Not everything has to be finished to be worth sharing.

Instalment 0004: The Sister Who Forgets

She was the first.

The first to hold our mother’s secrets. The first to face our father’s wrath. The first to be told, in quiet, complicated ways, that love meant carrying more than your share and never letting it show.

The eldest. One and a half years older.

She wasn’t the villain. She was the vault. The one who absorbed the tension in the air, the bruises no one spoke about, and the shame that hovered in corners we never dared name.

Growing up, she knew everything before I did. She was the one who knew where our mother had gone when she left us at twelve. She was the one who kept that silence. Maybe she thought she was protecting us. Maybe she was. Maybe she felt the youngest was too young. Maybe she felt I was too loud. Too likely to tell an aunt, or say it out loud in a way that would break the rules of our silence.

She got beaten for knowing. Our father would beat information out of her. And when the youngest and I defended her, we’d get hit too. But she always kept the secrets.

She presented well. Even when we could all see she was unraveling.

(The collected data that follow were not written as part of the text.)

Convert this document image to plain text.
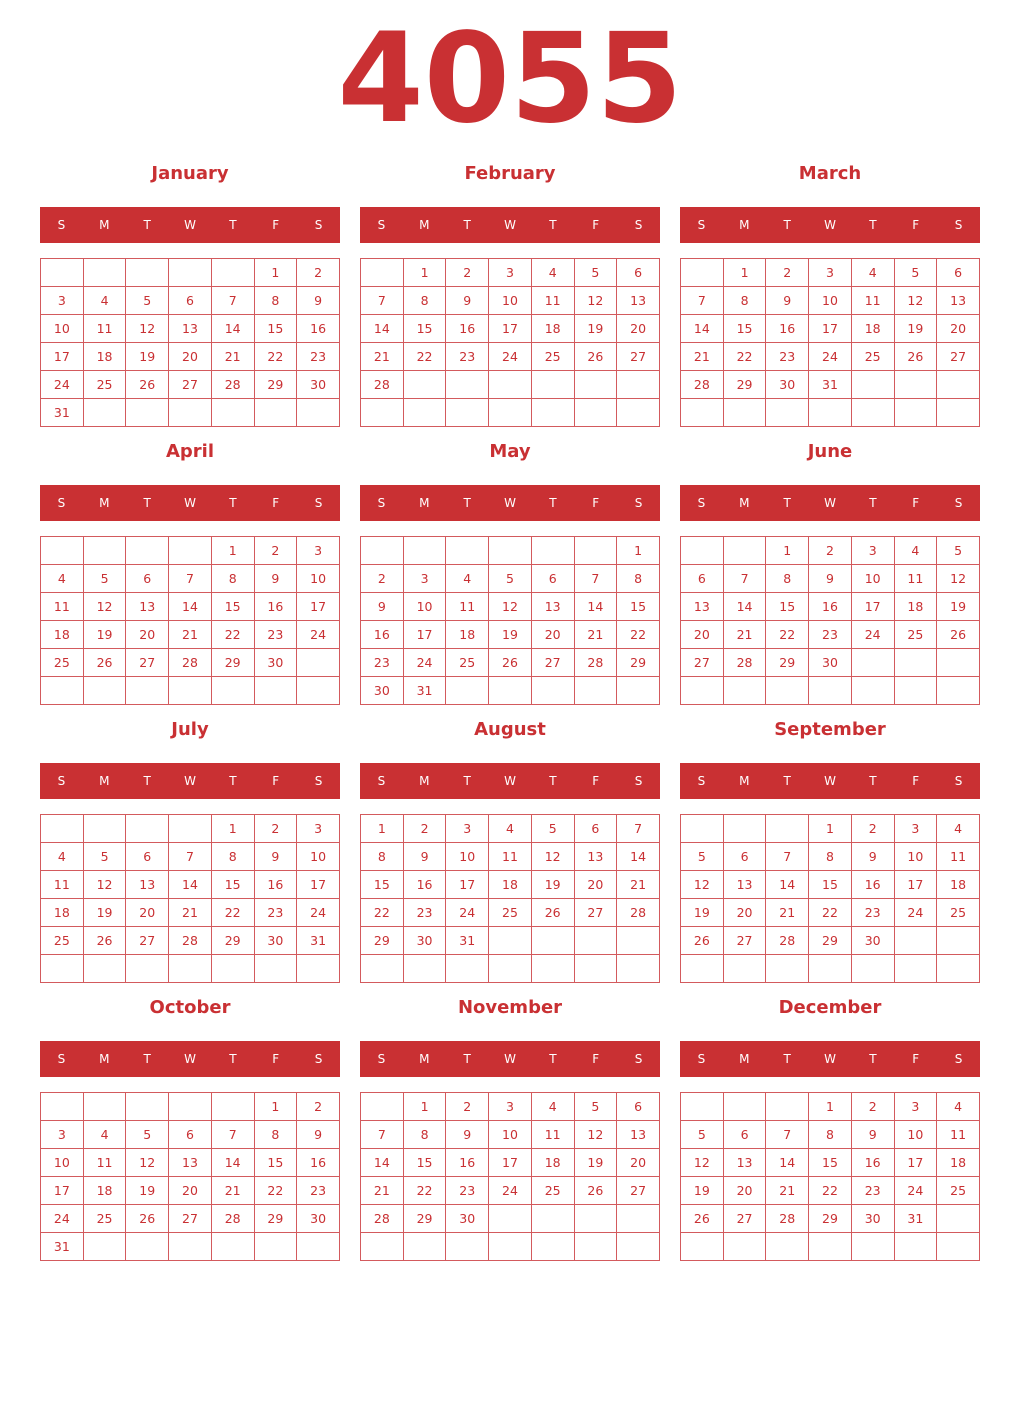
4055
January
S	M	T	W	T	F	S
					1	2
3	4	5	6	7	8	9
10	11	12	13	14	15	16
17	18	19	20	21	22	23
24	25	26	27	28	29	30
31						
February
S	M	T	W	T	F	S
	1	2	3	4	5	6
7	8	9	10	11	12	13
14	15	16	17	18	19	20
21	22	23	24	25	26	27
28						

March
S	M	T	W	T	F	S
	1	2	3	4	5	6
7	8	9	10	11	12	13
14	15	16	17	18	19	20
21	22	23	24	25	26	27
28	29	30	31			

April
S	M	T	W	T	F	S
				1	2	3
4	5	6	7	8	9	10
11	12	13	14	15	16	17
18	19	20	21	22	23	24
25	26	27	28	29	30	

May
S	M	T	W	T	F	S
						1
2	3	4	5	6	7	8
9	10	11	12	13	14	15
16	17	18	19	20	21	22
23	24	25	26	27	28	29
30	31					
June
S	M	T	W	T	F	S
		1	2	3	4	5
6	7	8	9	10	11	12
13	14	15	16	17	18	19
20	21	22	23	24	25	26
27	28	29	30			

July
S	M	T	W	T	F	S
				1	2	3
4	5	6	7	8	9	10
11	12	13	14	15	16	17
18	19	20	21	22	23	24
25	26	27	28	29	30	31

August
S	M	T	W	T	F	S
1	2	3	4	5	6	7
8	9	10	11	12	13	14
15	16	17	18	19	20	21
22	23	24	25	26	27	28
29	30	31				

September
S	M	T	W	T	F	S
			1	2	3	4
5	6	7	8	9	10	11
12	13	14	15	16	17	18
19	20	21	22	23	24	25
26	27	28	29	30		

October
S	M	T	W	T	F	S
					1	2
3	4	5	6	7	8	9
10	11	12	13	14	15	16
17	18	19	20	21	22	23
24	25	26	27	28	29	30
31						
November
S	M	T	W	T	F	S
	1	2	3	4	5	6
7	8	9	10	11	12	13
14	15	16	17	18	19	20
21	22	23	24	25	26	27
28	29	30				

December
S	M	T	W	T	F	S
			1	2	3	4
5	6	7	8	9	10	11
12	13	14	15	16	17	18
19	20	21	22	23	24	25
26	27	28	29	30	31	
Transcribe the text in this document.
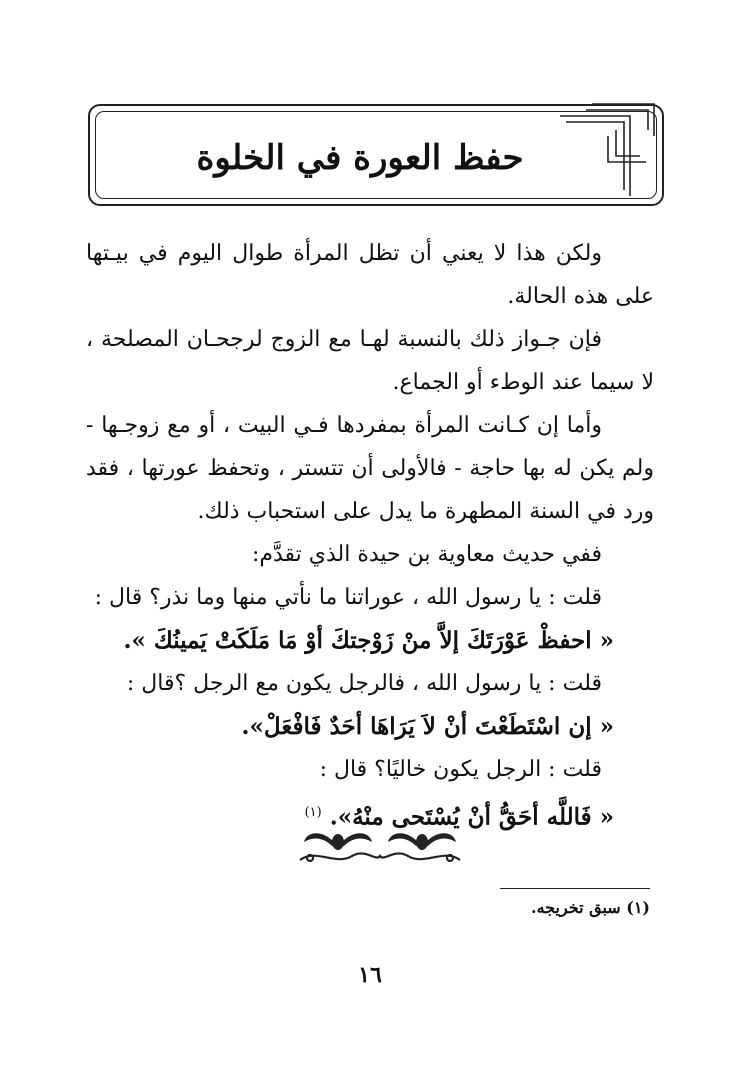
حفظ العورة في الخلوة

ولكن هذا لا يعني أن تظل المرأة طوال اليوم في بيـتها على هذه الحالة.

فإن جـواز ذلك بالنسبة لهـا مع الزوج لرجحـان المصلحة ، لا سيما عند الوطء أو الجماع.

وأما إن كـانت المرأة بمفردها فـي البيت ، أو مع زوجـها - ولم يكن له بها حاجة - فالأولى أن تتستر ، وتحفظ عورتها ، فقد ورد في السنة المطهرة ما يدل على استحباب ذلك.

ففي حديث معاوية بن حيدة الذي تقدَّم:

قلت : يا رسول الله ، عوراتنا ما نأتي منها وما نذر؟ قال :

« احفظْ عَوْرَتَكَ إلاَّ منْ زَوْجتكَ أوْ مَا مَلَكَتْ يَمينُكَ ».

قلت : يا رسول الله ، فالرجل يكون مع الرجل ؟قال :

« إن اسْتَطَعْتَ أنْ لاَ يَرَاهَا أحَدٌ فَافْعَلْ».

قلت : الرجل يكون خاليًا؟ قال :

« فَاللَّه أحَقُّ أنْ يُسْتَحى منْهُ». $^{(١)}$

(١) سبق تخريجه.
١٦
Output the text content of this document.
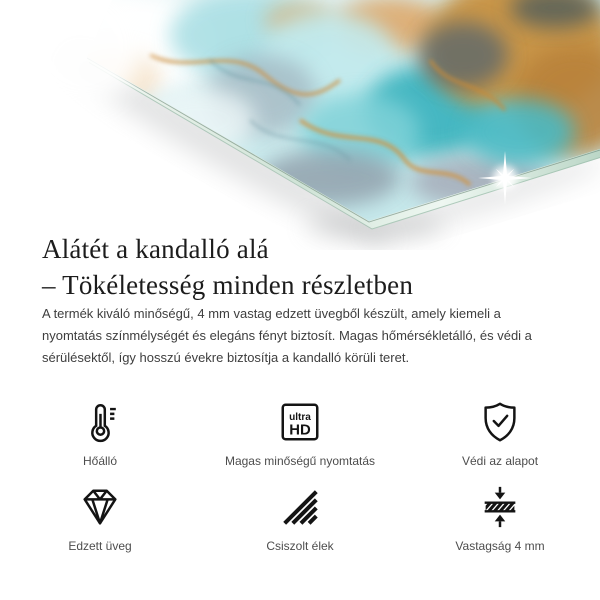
Alátét a kandalló alá
– Tökéletesség minden részletben

A termék kiváló minőségű, 4 mm vastag edzett üvegből készült, amely kiemeli a nyomtatás színmélységét és elegáns fényt biztosít. Magas hőmérsékletálló, és védi a sérülésektől, így hosszú évekre biztosítja a kandalló körüli teret.

Hőálló
ultra
HD
Magas minőségű nyomtatás	Védi az alapot
Edzett üveg	Csiszolt élek	Vastagság 4 mm
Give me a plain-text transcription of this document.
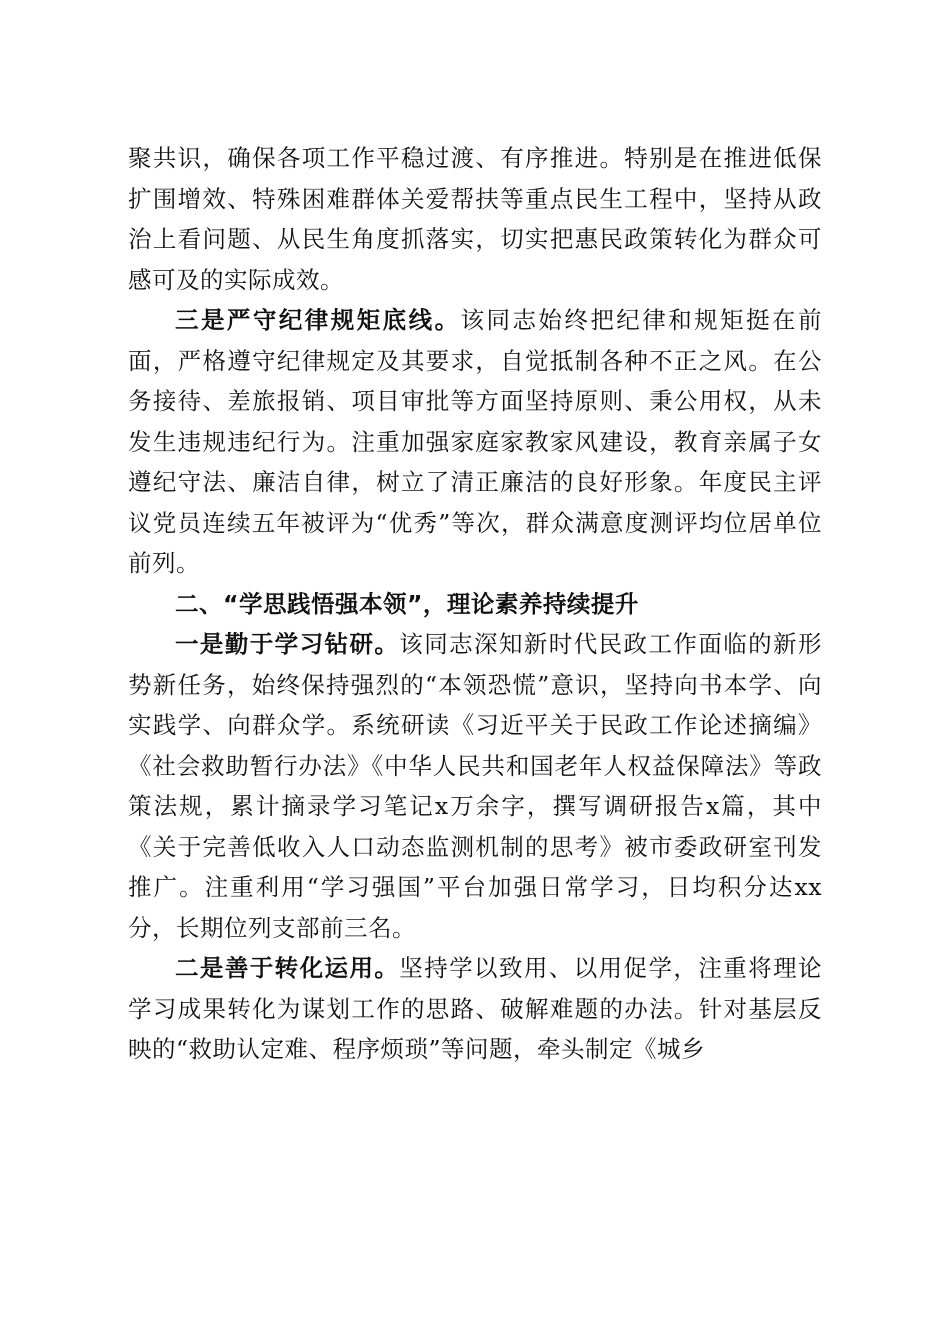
聚共识，确保各项工作平稳过渡、有序推进。特别是在推进低保扩围增效、特殊困难群体关爱帮扶等重点民生工程中，坚持从政治上看问题、从民生角度抓落实，切实把惠民政策转化为群众可感可及的实际成效。

三是严守纪律规矩底线。该同志始终把纪律和规矩挺在前面，严格遵守纪律规定及其要求，自觉抵制各种不正之风。在公务接待、差旅报销、项目审批等方面坚持原则、秉公用权，从未发生违规违纪行为。注重加强家庭家教家风建设，教育亲属子女遵纪守法、廉洁自律，树立了清正廉洁的良好形象。年度民主评议党员连续五年被评为“优秀”等次，群众满意度测评均位居单位前列。

二、“学思践悟强本领”，理论素养持续提升

一是勤于学习钻研。该同志深知新时代民政工作面临的新形势新任务，始终保持强烈的“本领恐慌”意识，坚持向书本学、向实践学、向群众学。系统研读《习近平关于民政工作论述摘编》《社会救助暂行办法》《中华人民共和国老年人权益保障法》等政策法规，累计摘录学习笔记x万余字，撰写调研报告x篇，其中《关于完善低收入人口动态监测机制的思考》被市委政研室刊发推广。注重利用“学习强国”平台加强日常学习，日均积分达xx分，长期位列支部前三名。

二是善于转化运用。坚持学以致用、以用促学，注重将理论学习成果转化为谋划工作的思路、破解难题的办法。针对基层反映的“救助认定难、程序烦琐”等问题，牵头制定《城乡
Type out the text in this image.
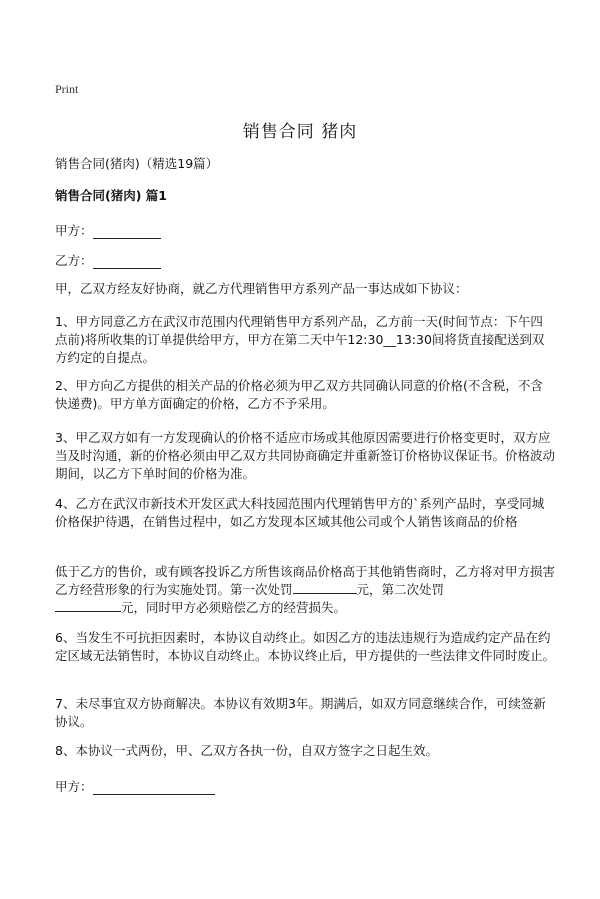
Print
销售合同 猪肉
销售合同(猪肉)（精选19篇）
销售合同(猪肉) 篇1
甲方：
乙方：

甲，乙双方经友好协商，就乙方代理销售甲方系列产品一事达成如下协议：

1、甲方同意乙方在武汉市范围内代理销售甲方系列产品，乙方前一天(时间节点：下午四点前)将所收集的订单提供给甲方，甲方在第二天中午12:30__13:30间将货直接配送到双方约定的自提点。

2、甲方向乙方提供的相关产品的价格必须为甲乙双方共同确认同意的价格(不含税，不含快递费)。甲方单方面确定的价格，乙方不予采用。

3、甲乙双方如有一方发现确认的价格不适应市场或其他原因需要进行价格变更时，双方应当及时沟通，新的价格必须由甲乙双方共同协商确定并重新签订价格协议保证书。价格波动期间，以乙方下单时间的价格为准。

4、乙方在武汉市新技术开发区武大科技园范围内代理销售甲方的`系列产品时，享受同城价格保护待遇，在销售过程中，如乙方发现本区域其他公司或个人销售该商品的价格

低于乙方的售价，或有顾客投诉乙方所售该商品价格高于其他销售商时，乙方将对甲方损害乙方经营形象的行为实施处罚。第一次处罚	元，第二次处罚
元，同时甲方必须赔偿乙方的经营损失。

6、当发生不可抗拒因素时，本协议自动终止。如因乙方的违法违规行为造成约定产品在约定区域无法销售时，本协议自动终止。本协议终止后，甲方提供的一些法律文件同时废止。

7、未尽事宜双方协商解决。本协议有效期3年。期满后，如双方同意继续合作，可续签新协议。

8、本协议一式两份，甲、乙双方各执一份，自双方签字之日起生效。

甲方：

In primary school, her teachers could tell something was off. But she was the kind of girl who smiled through it. Who got good grades. Who never wanted to talk.

Today, she still doesn’t want to talk.

“Why do you always hang on to the past? Just forget and move on.”

She says it like the past is a coat you can hang on a hook and walk away from.

But it clings. It lingers.

Especially when you were never allowed to name it in the first place.

She was also slim. I was not. That difference became its own kind of hierarchy.

I remember once standing with her in front of a mirror. She looked at our reflections and said, “You’re the before. I’m the after.”

She laughed, but my body shrank inside itself. That memory never left.

Our parents joined in. They always made me feel shame about my body. “Your bum is too big, you need to wear longer tops.” They said it with concern. With love. With fear of embarrassment.

But it wasn’t love. It was regulation. It was control. It was shame dressed up as protection.

She never stopped them.

When the neighbourhood kids would mock me—calling me Yokozuna, pretending I caused tremors with every step—she would watch. Sometimes she looked like she was holding back a laugh. She never told them to stop. She didn’t join in. But she didn’t stop them.

I started tying sweaters around my waist. Every day. For years. Until well into university.

She calls me sensitive.

She says it casually. Sometimes with a smirk. Sometimes with a sigh.

But it burns. Because she was there. She saw the beginnings of my sensitivity. And she did nothing to soften them.

Now when she shows up to protect, to perform care, it feels performative.

It feels like a show she’s running for the world, not a truth she’s living with me.

Because she still won’t talk about the past.

She wants tidy. I want truth.

And in that difference lies the whole fracture between us.

This isn’t an indictment.

It’s an instalment.

Because before I can forgive, I have to remember.

And she refuses to let us remember together.